BOOK: That Frigid Fargin Witch (The Legend of Vanx Malic)
9.4Mb size Format: txt, pdf, ePub
ads

The Hoar Witch had gleefully assured her that her champion was fleeing, and who could blame him after she had called him blindly into a trap?

Worse than all of that, all of the Hoar Witch’s vile creatures were already bearing down on the Heart Tree. The guard would fight and die honorably, which would be better than withering away after the Heart Tree was infected. If she called them off and let the Hoar Witch have what she wanted, her people would die anyway, just more slowly and painfully.

Something one of her mentors had taught her came to her: it is always better to die fighting evil, than to submit to it. As long as you are fighting for good, there is always the possibility that other chances will present themselves. Once you submit you have given up all of those other possibilities.

“No?”

The wrinkle-faced Hoar Witch poked a dirty, yellowed fingernail sharply into one of the pixie queen’s eye sockets and withdrew it. In one of the many mirrors set about the frigid room, Corydalis saw her once brilliant lavender orb cloud scarlet and a bloody tear streak down the side of her face. Her convulsions had lessened into a steady tremble, accompanied by the occasional twitch of limb. The pain had long since fled.

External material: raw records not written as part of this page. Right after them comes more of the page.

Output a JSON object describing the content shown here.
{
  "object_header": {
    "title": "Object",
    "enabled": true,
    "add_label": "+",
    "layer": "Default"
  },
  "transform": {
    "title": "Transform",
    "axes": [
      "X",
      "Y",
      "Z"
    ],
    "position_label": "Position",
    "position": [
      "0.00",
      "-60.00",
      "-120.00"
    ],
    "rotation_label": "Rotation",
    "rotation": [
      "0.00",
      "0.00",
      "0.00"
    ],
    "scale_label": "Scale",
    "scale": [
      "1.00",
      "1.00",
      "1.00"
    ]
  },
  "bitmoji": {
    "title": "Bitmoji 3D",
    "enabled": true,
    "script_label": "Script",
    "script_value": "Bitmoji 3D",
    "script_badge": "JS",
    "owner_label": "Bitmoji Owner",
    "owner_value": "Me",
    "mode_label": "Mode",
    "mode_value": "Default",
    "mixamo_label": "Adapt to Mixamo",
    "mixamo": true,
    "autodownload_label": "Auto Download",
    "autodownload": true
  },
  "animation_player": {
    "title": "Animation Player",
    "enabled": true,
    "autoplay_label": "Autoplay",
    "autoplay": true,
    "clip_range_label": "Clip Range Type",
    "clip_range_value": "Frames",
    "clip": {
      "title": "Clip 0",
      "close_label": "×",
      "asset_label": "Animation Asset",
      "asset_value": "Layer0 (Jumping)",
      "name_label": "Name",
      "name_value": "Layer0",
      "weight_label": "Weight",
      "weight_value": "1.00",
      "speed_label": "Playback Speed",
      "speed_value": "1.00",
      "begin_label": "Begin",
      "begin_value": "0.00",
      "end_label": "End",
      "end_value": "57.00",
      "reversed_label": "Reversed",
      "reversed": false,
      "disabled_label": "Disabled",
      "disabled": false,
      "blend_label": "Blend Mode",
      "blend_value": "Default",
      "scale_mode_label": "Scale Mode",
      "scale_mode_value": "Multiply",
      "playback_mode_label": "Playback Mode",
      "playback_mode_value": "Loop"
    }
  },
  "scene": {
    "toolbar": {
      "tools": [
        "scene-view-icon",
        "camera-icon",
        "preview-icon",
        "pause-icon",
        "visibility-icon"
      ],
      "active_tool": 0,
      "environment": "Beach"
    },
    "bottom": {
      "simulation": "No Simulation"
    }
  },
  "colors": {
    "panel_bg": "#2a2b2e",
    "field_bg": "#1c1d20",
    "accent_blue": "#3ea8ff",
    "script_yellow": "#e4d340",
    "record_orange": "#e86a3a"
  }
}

“They are dying horribly, you know,” taunted the Hoar Witch. “Vrooch and his pack mates toss their little bodies about for hours, to soften them up, before they devour them. They play tug-of-war with the gnomes and the sprites. Well let’s just say they are rather entertaining, once you pull off those spindly little legs.”

“You are horrible!” Queen Corydalis managed. Bloody spittle sprayed from her mouth and ran down her face and she forced the words out of her broken jaw. “Rotten to the root.”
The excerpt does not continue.